Alexandra Sturdza had called him the previous evening. Without beating around the bush, she had told him that she had information regarding the Rakel Fauke case. That she was calling him because the implications were sensitive, and that she had decided she trusted him after their first encounter. But that she would prefer not to discuss it over the phone.
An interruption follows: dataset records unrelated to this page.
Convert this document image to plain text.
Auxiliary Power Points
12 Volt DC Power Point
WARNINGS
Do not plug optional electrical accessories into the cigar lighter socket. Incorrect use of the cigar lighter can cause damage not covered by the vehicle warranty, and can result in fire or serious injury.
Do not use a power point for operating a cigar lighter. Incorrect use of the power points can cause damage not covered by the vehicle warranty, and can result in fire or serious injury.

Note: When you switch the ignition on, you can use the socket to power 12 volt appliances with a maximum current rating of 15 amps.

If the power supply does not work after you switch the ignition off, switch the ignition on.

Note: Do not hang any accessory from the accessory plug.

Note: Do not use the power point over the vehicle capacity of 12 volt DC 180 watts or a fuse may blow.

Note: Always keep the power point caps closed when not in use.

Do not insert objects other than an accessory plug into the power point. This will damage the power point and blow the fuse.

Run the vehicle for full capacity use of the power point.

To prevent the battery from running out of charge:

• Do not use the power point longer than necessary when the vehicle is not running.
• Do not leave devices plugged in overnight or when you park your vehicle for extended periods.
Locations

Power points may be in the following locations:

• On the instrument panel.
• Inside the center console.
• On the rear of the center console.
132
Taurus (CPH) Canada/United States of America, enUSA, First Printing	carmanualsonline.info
Sung-min had suggested lunch. And booked a table somewhere she had rightly guessed wasn’t within the price range covered by Kripos. He would have to pay for it himself, but he had told himself it was a wise investment, a way of nurturing a professional contact in the Forensic Medicine Institute that could turn out to be useful if and when he needed a favour. A DNA analysis that needed to be prioritised. Something like that. Probably. Somewhere at the back of his mind he had an idea that there was more to it than that. What? He hadn’t had time to give the matter too much thought. Sung-min glanced at the busker, who was in full flow now. People were rushing past, paying him no attention. Hank. That was what his colleague had said. Hank Williams. He would have to google him when he got home.
“I’ve analysed Harry Hole’s blood from the trousers he was wearing on the night of the murder,” she said. “It contains Rohypnol.”
Sung-min looked back from the street and focused on her.
“Enough to knock a man out for four or five hours,” she said. “That got me thinking about the time of the murder. Our medical officer narrowed it down to between 22:00 and 02:00, of course. But that was based on body temperature. There were other indications, such as the discolouration around the wounds, which suggest that it could”—she held up a long forefinger, which looked even longer because of the vivid pink of her fingernail—“and I repeatcould, have happened earlier.”
Sung-min remembered that she hadn’t been wearing nail polish last time. Had she painted them specially?